Претензия была настолько абсурдной, что Анна на мгновение растерялась. Илья работал шесть дней в неделю, часто задерживаясь допоздна. В единственный выходной он пытался хоть немного отдохнуть.
— Марина, Илья очень устаёт, — мягко начала Анна. — Может, вы с Сашей сходили бы вдвоём? Парк ведь совсем рядом.
— Я?! — взвизгнула золовка. — Я должна одна тащиться с ребёнком, пока ты после своей конторы маникюр делаешь? Да что ты вообще понимаешь в материнстве! Легко рассуждать, когда своих нет!
Зинаида Петровна, до этого молчавшая, решила вмешаться. Она поставила рюмку на стол с такой силой, что коньяк выплеснулся на скатерть.
— Хватит, Марина. Она не поймёт. У неё другие ценности. Деревенская хватка, железные локти. Ей не понять, что такое семья, что такое поддержка. Она привыкла всё под себя грести.
Последние слова были произнесены с такой неприкрытой ненавистью, что у Анны похолодело внутри. Она смотрела на свекровь, на её искажённое злобой лицо, и вдруг поняла: дело не в Сашиной поделке. Это лишь повод. Произошло что-то гораздо более серьёзное.
— Зинаида Петровна, давайте говорить прямо, — твёрдо сказала Анна. — Что произошло на самом деле?
Свекровь подняла на неё тяжёлый, маслянистый взгляд.
— Произошло то, что я наконец-то приняла решение. Я продаю дачу.
Новость упала в тишину кухни, как камень в стоячую воду. Дача. Старый, но добротный дом в сосновом бору, который строил ещё отец Ильи. Место, где прошли все его детские годы, куда они с Анной ездили прошлым летом каждые выходные. Илья любил эту дачу больше всего на свете. Он мечтал, как построит там новую баню, как их будущие дети будут бегать по лужайке. Для него это было не просто строение, а часть души, память об отце.
— Как… продаёте? — выдохнула Анна, чувствуя, что земля уходит из-под ног. — Но почему? Илья… он же…
— А что Илья? — перебила Зинаида Петровна. — Илья — мужчина, он и так на ногах стоит. А у меня дочь с ребёнком мыкается по углам, без своего жилья, без мужской поддержки. Я как мать не могу на это спокойно смотреть. Деньги с продажи пойдут Марине на первый взнос по ипотеке. Ей и Сашеньке нужна своя квартира.

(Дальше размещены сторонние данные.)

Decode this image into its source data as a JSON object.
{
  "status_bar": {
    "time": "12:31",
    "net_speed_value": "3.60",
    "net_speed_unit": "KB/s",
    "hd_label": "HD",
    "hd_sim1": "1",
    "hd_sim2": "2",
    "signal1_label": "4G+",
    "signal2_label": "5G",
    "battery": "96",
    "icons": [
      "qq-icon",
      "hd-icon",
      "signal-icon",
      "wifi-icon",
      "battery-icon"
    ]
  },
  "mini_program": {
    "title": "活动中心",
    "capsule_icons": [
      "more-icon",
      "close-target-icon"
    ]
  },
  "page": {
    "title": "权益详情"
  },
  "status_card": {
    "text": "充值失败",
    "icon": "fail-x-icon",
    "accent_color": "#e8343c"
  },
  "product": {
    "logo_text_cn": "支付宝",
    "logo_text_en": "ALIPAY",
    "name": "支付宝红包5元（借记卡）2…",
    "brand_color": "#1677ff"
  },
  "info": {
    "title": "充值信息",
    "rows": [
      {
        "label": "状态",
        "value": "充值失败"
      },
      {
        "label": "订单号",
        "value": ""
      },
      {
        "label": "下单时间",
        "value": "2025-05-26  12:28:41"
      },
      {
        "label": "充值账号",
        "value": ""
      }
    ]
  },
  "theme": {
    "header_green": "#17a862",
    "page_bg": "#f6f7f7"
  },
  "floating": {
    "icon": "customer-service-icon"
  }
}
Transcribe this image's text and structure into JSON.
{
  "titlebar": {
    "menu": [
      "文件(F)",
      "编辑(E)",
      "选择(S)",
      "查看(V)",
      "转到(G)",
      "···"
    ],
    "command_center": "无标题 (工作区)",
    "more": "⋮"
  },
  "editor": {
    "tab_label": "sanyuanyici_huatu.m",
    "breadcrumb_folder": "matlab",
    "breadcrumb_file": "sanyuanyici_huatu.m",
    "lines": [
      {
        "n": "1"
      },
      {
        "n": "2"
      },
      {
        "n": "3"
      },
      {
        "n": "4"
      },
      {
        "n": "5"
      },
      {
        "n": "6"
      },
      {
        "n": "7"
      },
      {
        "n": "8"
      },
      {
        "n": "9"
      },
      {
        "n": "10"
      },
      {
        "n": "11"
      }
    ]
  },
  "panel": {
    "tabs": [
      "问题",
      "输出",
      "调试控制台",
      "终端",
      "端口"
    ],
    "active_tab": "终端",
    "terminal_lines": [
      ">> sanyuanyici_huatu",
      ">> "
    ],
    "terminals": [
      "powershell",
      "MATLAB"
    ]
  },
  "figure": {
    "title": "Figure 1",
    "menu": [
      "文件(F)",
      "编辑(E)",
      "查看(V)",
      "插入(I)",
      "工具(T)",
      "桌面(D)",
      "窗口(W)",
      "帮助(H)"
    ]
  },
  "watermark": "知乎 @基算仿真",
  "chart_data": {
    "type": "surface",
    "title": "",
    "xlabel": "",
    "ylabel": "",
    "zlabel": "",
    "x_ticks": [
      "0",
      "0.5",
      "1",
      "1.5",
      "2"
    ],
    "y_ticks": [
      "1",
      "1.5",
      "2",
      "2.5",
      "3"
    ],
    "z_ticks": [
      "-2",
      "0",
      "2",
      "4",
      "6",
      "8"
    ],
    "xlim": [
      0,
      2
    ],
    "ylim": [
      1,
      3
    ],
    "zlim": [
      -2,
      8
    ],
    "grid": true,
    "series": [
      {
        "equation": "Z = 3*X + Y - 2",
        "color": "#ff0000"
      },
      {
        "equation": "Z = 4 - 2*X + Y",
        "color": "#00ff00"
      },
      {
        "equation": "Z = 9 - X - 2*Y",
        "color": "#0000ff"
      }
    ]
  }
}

Анна смотрела то на одну, то на другую. На лице Марины проступило злорадное торжество. Она победила. Она вырвала этот кусок для себя.
— Но вы не можете так поступить, — голос Анны дрогнул. — Эта дача — память об отце Ильи. Он вложил в неё всю душу. Вы ведь даже не посоветовались с сыном!
— Советоваться? В своём доме? — брови Зинаиды Петровны поползли вверх. — Девочка моя, ты, кажется, забыла, где находишься. Ты пришла в эту семью на всё готовое, в нашу квартиру. Илья — мой сын, и он примет любое моё решение. Потому что он, в отличие от некоторых, понимает, что такое сыновий долг. А дача… дача моя. По закону. После смерти мужа я единственная наследница. И я буду распоряжаться своим имуществом так, как считаю нужным.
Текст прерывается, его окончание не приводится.